Early polyp segmentation methods rely on manually annotated features \cite{mamonov2014automated}, such as color, texture, and shape combinations. These methods have high false positive rates due to the limited representation of manually extracted features. The emergence of deep learning provides promising approaches for accurate polyp segmentation. U-Net \cite{ronneberger2015u} captures complex patterns and restores detailed features through a symmetrical encoder-decoder U-shaped structure. Building upon this, PraNet \cite{fan2020pranet} generates initial predictions using parallel decoders and applies reverse attention to generate more precise polyp boundaries. TGANet \cite{tomar2022tganet} improves feature representation by introducing text-guided attention. Poly-SAM \cite{li2023polyp} is applied to the polyp segmentation by fine-tuning the SAM \cite{kirillov2023segment}. 


Although the above methods have made certain progress in polyp segmentation, they still have the following limitations: insufficient extraction of features from different hierarchical levels and fusion of interlayer information in the encoder stage, which impacts the segmentation accuracy of blurry boundaries. In the initial decoder stage, there is inadequate attention to the spatial relationship and multi-scale features of polyps, resulting in insufficient suppression of irrelevant background in the initial predicted map and affecting the quality of subsequent decoder generation. Insufficient attention to uncertain regions leads to inaccurate boundary delineation. 

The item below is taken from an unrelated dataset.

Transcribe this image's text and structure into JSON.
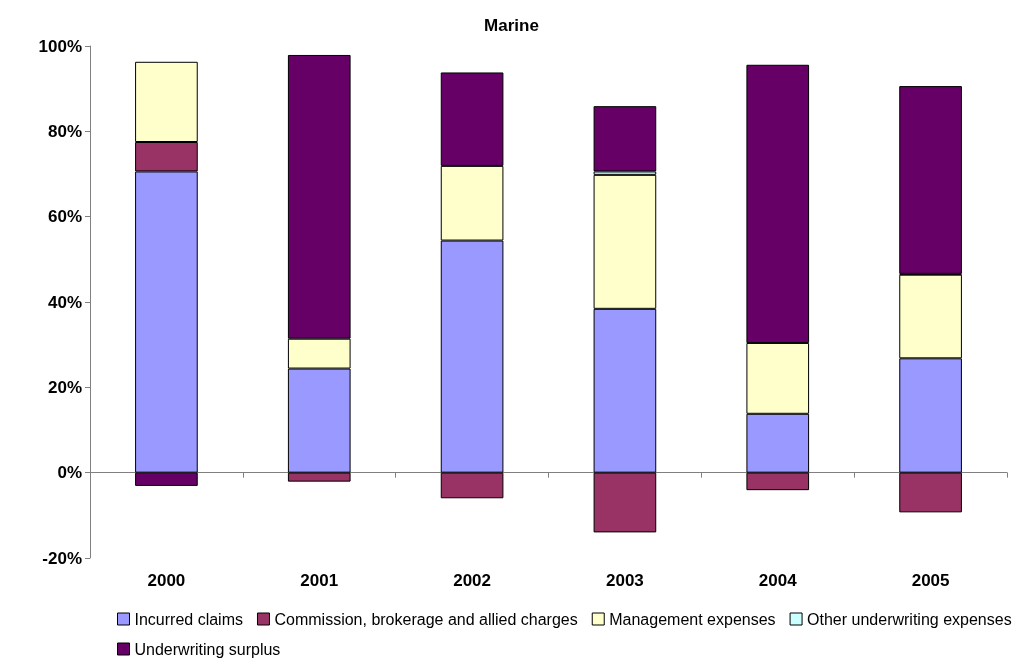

To address identified challenges, we present the Pyramid Attention Augmented Network (PAAN), aimed at precisely delineating polyp boundaries and reducing background noise. PAAN features a pyramid feature diversion structure with channel attention to enhance feature extraction across different layers, ensuring minimal information loss and improved feature significance. An Enhanced Spatial Attention (ESA) module is introduced early in the decoding process to refine segmentation accuracy through spatial attention and multiscale information fusion. In addition, we refer to and improve the framework of UACANet \cite{kim2021uacanet} to identify and learn from uncertain regions, aligning predictions more closely with ground truth. Our contributions are as follows:

\begin{itemize}[itemsep=0em, topsep=0.5em, partopsep=0em, parsep=0em]
\item We propose the Pyramid Feature Diversion module (PFD), which effectively captures important features and reduces information loss by sequentially splitting and merging the channel attention at different levels while reducing computational complexity.

\item We introduce the Enhanced Spatial Attention (ESA) in the decoder, enhancing the suppression of irrelevant background while improving multi-scale feature extraction.


\item Extensive experiments on multiple datasets demonstrate that our method outperforms existing methods both qualitatively and quantitatively.

\end{itemize}

Due to space limitations, more related work is relegated to the Appendix, which can be found in Appendix \ref{rel}.





\section{Methodology}%公式公式公式，要让人信服要说理
Learning more powerful feature representations can improve the discriminative ability of models \cite{su2022fapn}. In this paper, we propose the Pyramid Attention Augmentation Network (PAAN), which is an enhanced model based on channel attention and spatial attention mechanisms. The overall framework of PAAN is shown in \figureref{fig1}. The loss function is described in Appendix \ref{loss}.

\subsection{Overview of PAAN}
PAAN adopts an encoder-decoder structure, where the encoder captures the context and the decoder restores detailed features. The parallel PFD-e encoder aggregates features to generate the initial prediction map via ESA-d, while the decoder receives information from the encoder and the previous decoder layer to output accurate prediction maps step by step.


The original image is first input into the Res2Net50 \cite{gao2019res2net} backbone for feature extraction. By gradually reducing the size of the feature maps and increasing the number of channels, deep feature maps contain more abstract semantic information compared to shallow ones \cite{wu2019cascaded}, while also reducing computation. Therefore, we only consider the deep feature maps $f_3$, $f_4$, and $f_5$ at layers $i$=3, 4, and 5 as inputs. Each level of the input feature maps has a size of \{$\frac{h}{2^{i-1}}$, $\frac{w}{2^{i-1}}$\}. The PFD-e module serves two purposes: 1. Concatenating its output with the input of the next decoder module at a deeper level. 2. Allowing the three different levels of PFD modules to collectively input the decoder ESA-d to generate the initial prediction map.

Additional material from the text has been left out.